Thursday, May 1, 2014

Bioprinting an Italian TV Producer

Science journalist Barbara Bernardini, working on a story for Italy’s National TV RAI-1 news channel, was in Professor Shaochen Chen’s laboratory this week reporting on his groundbreaking work in the field of 3D bioprinting for medical applications. During her visit, graduate student Peter Chung snapped Bernardini’s image with a smartphone and then printed it into a hydrogel as shown in this microscopic image. Chen’s lab has already demonstrated the ability to print complex 3D microstructures, such as blood vessels, in mere seconds out of soft biocompatible hydrogels that contain living cells.  The whole process including taking the photo and preparing the sample took less than 10 minutes and the printing was complete in a mere second.  

Chen’s biofabrication technology, called dynamic optical projection stereolithography (DOPsL), can produce the micro- and nanoscale resolution required to print tissues that mimic nature’s fine-grained details, including blood vessels, which are essential for distributing nutrients and oxygen throughout the body. Without the ability to print vasculature, an engineered liver or kidney, for example, is useless in regenerative medicine. Current fabrication techniques, such as photolithography and micro-contact printing, are limited to generating simple geometries or 2D patterns. Stereolithography is best known for its ability to print large objects such as tools and car parts. With DOPsL, Chen’s team was able to achieve more complex geometries common in nature such as flowers, spirals and hemispheres.  Other current 3D fabrication techniques, such as two-photon photopolymerization, can take hours to fabricate a 3D part.

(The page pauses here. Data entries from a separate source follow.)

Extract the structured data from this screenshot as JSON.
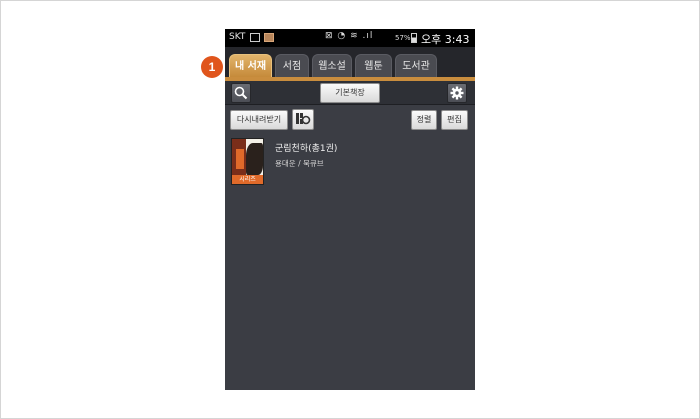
{
  "statusbar": {
    "carrier": "SKT",
    "icons": "⊠ ◔ ≋ .ıl",
    "battery": "57%",
    "time": "오후 3:43"
  },
  "tabs": [
    {
      "label": "내 서재",
      "active": true
    },
    {
      "label": "서점",
      "active": false
    },
    {
      "label": "웹소설",
      "active": false
    },
    {
      "label": "웹툰",
      "active": false
    },
    {
      "label": "도서관",
      "active": false
    }
  ],
  "toolbar": {
    "shelf_label": "기본책장",
    "redownload_label": "다시내려받기",
    "sort_label": "정렬",
    "edit_label": "편집"
  },
  "books": [
    {
      "title": "군림천하(총1권)",
      "author": "용대운 / 북큐브",
      "badge": "시리즈"
    }
  ],
  "callout": {
    "number": "1"
  },
  "colors": {
    "accent": "#c98d3e",
    "marker": "#e0551c",
    "background": "#3b3d44"
  }
}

The biofabrication technique uses a computer projection system and precisely controlled micromirrors to shine light on a selected area of a solution containing photo-sensitive biopolymers and cells. This photo-induced solidification process forms one layer of solid structure at a time, but in a continuous fashion. The technology is part of a new biofabrication technology that Chen is developing under a four-year,$1.5 million grant from the National Institutes of Health (R01EB012597).